Viola seeks IDB loan to buy Clal Industries

Viola Private Equity has made an offer that includes a NIS 700-800 million seller’s loan, about half the value of the deal.

Sources inform “Globes” that, two weeks after negotiations began between Viola Private Equity and IDB on the acquisition of control in IDB Holding Corp. Ltd. (TASE:IDBH) unit Clal Industries and Investments Ltd. (TASE: CII), Viola has put forward a proposal that includes a seller’s loan to the tune of NIS 700-800 million from IDB. This represents about half the size of the deal whereby Viola, headed by Harel Beit-On, Jonathan Kolber, and Shlomo Dovrat, seeks to take over IDB’s industrial and biomed arm.

IDB Holdings, controlled by Nochi Dankner, holds 60.5% of Clal Industries through IDB Development Corporation Ltd. The negotiations reported by the sides two weeks ago are for the sale of 40% of Clal Industries at a company valuation of NIS 3.8 billion. This is a similar valuation to that at which IDB conducted negotiations last month to sell control of Clal Industries to the Livnat family, and represented a premium of 45% on the company’s market cap at that time. If the current negotiations, which are at an advanced stage, mature into a deal, Viola will pay a total of NIS 1.52 billion.

The would-be buyer seeks to obtain two further benefits that will reduce the effective valuation at which it buys control of Clal Industries, so that the premium over the market price will be about 10%. The first is an option to buy further shares in Clal Industries from IDB (which will be left with 20.5% of the company after the sale) at a lower price; the second is a compensation mechanism to protect the buyers in the event of a fall in value of Clal Industries’ subsidiaries.

Institutions not keen to join in

The exclusivity period that IDB granted Viola Private Equity for buying the controlling interest in Clal Industries ended today. Viola, which manages investment funds totaling $2 billion, does not have free cash available for an investment of this magnitude, and so it sought partners for the deal, and approached several institutions. This was the way it took over technology companies ECI Telecom Ltd. and Lumenis Ltd. in the past.

Migdal Insurance and Financial Holdings Ltd. (TASE: MGDL)is believed likely to participate in the deal, if Viola’s offer is accepted. Other institutions approached by Viola that declined to join mentioned among their considerations in turning the deal down the fact that they already have holdings in Clal Industries, so that they will benefit from any future realization of value in the company, and that buying shares above market will force them to recognize an immediate loss, since it is a matter of a tradable asset. Clal Industries currently has a market cap of some NIS 3 billion, so that the offer price represents a premium of 26%.

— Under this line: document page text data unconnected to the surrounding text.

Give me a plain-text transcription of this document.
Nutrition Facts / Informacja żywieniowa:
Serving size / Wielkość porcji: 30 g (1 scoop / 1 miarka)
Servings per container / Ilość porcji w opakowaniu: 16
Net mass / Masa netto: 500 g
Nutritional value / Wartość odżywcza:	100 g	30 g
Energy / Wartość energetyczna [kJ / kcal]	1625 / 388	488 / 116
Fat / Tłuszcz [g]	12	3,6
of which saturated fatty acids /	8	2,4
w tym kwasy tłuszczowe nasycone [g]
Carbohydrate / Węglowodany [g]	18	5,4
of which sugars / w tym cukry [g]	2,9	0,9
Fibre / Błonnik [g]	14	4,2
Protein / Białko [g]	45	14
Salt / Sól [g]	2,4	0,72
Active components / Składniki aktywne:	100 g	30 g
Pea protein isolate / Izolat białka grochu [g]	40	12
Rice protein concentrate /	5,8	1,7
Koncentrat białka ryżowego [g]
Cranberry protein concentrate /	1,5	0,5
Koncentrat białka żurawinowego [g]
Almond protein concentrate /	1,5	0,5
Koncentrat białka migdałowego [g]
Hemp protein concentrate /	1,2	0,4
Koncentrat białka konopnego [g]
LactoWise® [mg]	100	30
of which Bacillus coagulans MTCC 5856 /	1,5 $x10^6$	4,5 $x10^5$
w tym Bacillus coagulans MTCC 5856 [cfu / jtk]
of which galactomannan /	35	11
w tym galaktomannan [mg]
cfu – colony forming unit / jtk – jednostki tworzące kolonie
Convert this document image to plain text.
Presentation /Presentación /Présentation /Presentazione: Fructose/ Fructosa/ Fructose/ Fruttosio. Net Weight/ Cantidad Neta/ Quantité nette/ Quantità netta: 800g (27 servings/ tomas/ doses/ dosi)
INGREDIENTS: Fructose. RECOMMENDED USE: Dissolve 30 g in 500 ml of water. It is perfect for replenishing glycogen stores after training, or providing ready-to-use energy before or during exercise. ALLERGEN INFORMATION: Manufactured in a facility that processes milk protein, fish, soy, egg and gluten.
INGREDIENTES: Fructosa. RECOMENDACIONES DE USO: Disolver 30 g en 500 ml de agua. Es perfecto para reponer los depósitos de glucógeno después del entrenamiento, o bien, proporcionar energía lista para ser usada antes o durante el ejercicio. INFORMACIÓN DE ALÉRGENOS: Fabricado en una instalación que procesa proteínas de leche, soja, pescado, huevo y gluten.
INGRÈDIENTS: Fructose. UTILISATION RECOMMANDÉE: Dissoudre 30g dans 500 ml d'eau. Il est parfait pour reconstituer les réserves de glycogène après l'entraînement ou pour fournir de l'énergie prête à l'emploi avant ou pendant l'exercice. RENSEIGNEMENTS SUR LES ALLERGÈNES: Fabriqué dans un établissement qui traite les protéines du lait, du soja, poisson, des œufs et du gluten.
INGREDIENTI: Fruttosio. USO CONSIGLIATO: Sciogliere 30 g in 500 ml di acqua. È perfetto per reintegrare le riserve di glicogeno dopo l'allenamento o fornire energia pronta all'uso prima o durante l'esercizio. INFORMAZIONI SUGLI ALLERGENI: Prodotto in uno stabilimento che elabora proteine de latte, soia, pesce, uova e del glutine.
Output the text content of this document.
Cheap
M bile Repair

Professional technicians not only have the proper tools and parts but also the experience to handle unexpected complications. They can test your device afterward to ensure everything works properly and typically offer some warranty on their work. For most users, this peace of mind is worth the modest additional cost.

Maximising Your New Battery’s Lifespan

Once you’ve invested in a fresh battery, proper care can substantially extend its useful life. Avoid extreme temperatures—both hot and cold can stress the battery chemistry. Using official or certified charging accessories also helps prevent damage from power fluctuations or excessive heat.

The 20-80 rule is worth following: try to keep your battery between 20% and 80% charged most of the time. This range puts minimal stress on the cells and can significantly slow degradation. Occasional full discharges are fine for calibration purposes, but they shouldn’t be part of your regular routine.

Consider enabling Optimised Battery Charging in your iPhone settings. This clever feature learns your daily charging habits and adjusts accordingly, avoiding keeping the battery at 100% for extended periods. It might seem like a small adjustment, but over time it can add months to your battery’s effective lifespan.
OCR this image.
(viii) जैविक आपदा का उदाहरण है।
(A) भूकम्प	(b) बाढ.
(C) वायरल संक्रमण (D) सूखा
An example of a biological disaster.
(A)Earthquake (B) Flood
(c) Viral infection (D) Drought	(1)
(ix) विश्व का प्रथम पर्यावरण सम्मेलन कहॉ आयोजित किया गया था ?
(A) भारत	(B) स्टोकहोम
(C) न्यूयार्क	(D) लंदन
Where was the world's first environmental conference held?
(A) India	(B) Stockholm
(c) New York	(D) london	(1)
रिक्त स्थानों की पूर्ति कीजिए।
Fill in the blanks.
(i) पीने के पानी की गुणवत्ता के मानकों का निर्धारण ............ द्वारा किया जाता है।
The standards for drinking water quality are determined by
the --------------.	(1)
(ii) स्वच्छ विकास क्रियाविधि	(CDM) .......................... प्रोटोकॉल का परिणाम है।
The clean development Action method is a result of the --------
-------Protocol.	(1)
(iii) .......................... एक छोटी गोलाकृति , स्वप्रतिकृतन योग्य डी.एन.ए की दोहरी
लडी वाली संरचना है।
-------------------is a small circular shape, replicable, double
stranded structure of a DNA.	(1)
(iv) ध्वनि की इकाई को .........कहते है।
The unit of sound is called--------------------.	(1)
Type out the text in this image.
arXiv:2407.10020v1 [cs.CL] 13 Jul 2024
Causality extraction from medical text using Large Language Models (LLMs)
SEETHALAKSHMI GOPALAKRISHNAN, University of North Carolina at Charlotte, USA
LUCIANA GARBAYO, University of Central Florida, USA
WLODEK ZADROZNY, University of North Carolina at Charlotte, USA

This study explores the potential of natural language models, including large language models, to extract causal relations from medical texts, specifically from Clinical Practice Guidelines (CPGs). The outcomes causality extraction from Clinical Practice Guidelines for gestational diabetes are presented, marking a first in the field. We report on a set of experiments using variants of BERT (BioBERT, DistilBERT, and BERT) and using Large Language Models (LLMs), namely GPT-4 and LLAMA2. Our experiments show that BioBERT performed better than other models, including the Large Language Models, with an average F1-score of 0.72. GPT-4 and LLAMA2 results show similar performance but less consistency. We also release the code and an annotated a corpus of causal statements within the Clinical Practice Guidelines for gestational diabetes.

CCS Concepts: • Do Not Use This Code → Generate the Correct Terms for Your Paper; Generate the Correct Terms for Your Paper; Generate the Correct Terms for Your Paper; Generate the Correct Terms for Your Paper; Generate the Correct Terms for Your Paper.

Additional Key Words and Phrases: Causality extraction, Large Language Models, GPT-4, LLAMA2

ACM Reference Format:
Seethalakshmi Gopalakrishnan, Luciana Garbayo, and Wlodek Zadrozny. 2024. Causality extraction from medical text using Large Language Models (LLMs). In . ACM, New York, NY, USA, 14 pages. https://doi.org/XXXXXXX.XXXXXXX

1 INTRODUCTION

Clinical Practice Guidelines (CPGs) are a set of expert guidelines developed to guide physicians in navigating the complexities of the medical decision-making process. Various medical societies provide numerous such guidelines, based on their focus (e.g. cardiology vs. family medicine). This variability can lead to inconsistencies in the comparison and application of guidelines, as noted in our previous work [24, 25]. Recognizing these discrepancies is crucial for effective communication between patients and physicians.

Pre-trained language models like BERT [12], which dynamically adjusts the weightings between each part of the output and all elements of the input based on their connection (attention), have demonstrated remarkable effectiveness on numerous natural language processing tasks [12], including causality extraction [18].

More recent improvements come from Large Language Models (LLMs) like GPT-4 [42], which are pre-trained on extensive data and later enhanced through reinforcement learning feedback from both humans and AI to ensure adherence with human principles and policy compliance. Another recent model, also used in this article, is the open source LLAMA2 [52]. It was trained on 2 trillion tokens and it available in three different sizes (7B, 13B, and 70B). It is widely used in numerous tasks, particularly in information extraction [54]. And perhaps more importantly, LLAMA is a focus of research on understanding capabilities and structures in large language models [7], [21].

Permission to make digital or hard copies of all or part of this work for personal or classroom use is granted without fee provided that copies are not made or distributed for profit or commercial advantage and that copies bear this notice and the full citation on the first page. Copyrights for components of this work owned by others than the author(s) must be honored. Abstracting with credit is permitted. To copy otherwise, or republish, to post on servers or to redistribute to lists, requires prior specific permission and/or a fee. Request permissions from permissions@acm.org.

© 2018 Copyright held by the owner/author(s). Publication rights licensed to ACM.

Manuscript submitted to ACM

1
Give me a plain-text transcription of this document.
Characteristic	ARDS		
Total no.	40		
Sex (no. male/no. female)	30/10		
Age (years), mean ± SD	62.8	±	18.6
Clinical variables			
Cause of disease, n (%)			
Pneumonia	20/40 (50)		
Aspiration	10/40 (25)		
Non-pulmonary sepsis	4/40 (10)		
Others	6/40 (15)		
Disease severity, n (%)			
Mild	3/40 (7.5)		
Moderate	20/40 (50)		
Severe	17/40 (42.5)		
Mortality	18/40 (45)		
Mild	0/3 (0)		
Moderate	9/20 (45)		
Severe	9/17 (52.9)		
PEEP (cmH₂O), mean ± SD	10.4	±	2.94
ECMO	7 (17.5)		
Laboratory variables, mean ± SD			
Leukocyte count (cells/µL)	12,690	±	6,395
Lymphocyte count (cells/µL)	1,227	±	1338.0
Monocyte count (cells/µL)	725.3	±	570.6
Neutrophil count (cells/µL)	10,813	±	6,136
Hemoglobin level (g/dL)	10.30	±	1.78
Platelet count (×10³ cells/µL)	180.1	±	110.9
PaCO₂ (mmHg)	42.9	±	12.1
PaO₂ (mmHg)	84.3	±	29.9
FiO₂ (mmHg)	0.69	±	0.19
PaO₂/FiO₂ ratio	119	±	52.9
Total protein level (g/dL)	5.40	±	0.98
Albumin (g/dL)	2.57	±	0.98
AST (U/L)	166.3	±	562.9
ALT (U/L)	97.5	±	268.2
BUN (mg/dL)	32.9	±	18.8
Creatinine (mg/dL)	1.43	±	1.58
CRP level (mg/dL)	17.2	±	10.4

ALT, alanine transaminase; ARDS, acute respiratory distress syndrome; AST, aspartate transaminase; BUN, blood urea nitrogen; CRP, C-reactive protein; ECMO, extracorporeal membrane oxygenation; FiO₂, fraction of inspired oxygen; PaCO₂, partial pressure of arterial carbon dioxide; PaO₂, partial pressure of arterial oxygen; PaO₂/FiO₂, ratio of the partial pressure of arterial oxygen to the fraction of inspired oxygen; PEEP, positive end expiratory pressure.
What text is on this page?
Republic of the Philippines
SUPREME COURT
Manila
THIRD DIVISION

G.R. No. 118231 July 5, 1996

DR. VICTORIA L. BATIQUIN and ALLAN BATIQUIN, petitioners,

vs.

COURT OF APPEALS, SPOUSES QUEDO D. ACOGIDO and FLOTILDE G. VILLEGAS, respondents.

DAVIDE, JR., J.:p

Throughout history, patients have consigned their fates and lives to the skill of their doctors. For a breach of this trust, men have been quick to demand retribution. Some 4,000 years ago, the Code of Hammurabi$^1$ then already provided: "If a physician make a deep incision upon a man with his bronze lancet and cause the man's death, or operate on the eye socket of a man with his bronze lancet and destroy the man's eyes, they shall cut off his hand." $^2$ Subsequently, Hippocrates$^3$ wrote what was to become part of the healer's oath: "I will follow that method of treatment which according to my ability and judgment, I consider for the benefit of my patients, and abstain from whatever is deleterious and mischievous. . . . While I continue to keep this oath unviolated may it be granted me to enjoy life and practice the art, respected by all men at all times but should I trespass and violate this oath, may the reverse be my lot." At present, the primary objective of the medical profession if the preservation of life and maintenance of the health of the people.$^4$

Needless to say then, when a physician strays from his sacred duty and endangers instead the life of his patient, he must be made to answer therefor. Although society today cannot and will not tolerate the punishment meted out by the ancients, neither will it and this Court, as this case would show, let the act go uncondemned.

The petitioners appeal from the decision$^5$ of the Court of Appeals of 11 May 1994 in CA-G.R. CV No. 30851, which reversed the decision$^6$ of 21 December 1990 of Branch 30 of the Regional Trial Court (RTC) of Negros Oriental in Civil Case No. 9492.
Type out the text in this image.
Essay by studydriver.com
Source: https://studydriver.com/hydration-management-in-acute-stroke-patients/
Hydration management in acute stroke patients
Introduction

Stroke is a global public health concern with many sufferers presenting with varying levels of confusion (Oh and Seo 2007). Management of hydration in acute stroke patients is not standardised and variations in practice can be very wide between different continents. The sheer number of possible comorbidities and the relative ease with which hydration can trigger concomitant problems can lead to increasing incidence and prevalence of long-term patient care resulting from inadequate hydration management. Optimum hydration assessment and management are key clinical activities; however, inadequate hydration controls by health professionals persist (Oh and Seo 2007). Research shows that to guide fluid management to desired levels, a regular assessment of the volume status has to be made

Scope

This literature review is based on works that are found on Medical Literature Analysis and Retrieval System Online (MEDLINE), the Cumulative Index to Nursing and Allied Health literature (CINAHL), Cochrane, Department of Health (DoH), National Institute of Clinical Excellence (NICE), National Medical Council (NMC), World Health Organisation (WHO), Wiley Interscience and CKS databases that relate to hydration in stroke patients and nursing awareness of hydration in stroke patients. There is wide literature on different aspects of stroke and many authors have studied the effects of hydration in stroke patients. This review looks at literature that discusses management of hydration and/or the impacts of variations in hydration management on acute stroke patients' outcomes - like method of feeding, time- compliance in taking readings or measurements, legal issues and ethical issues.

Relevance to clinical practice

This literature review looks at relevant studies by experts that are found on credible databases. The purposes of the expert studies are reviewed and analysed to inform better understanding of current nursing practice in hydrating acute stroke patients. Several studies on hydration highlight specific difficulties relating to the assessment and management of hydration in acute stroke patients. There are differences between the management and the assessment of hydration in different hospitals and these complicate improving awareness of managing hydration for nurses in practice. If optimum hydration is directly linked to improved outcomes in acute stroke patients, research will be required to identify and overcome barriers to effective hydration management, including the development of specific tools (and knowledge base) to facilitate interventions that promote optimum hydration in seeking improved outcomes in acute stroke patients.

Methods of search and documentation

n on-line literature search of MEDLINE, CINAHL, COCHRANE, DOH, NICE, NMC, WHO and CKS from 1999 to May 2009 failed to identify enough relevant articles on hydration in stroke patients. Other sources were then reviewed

Clal Industries is a veteran holding company in industry and venture capital. It holds 75% of monopoly Nesher Israel Cement Industries Ltd., 50% of haulage company Taavura Holdings Ltd., and controls a long list of other companies, among them Hadera Paper Ltd. (AMEX: AIP; TASE: AIP), Israel’s largest paper manufacturer; fashion and homeware retail chain Golf & Co. (TASE:GOLF); Clal Biotechnology Industries Ltd. (TASE: CBI), which itself holds several medical device companies; as well as holdings in industrial companies such as Cargal Ltd. (TASE: KRGL.B1), Jafora-Tabori, and Bet Shemesh Enginesn Ltd. (TASE: BSEN).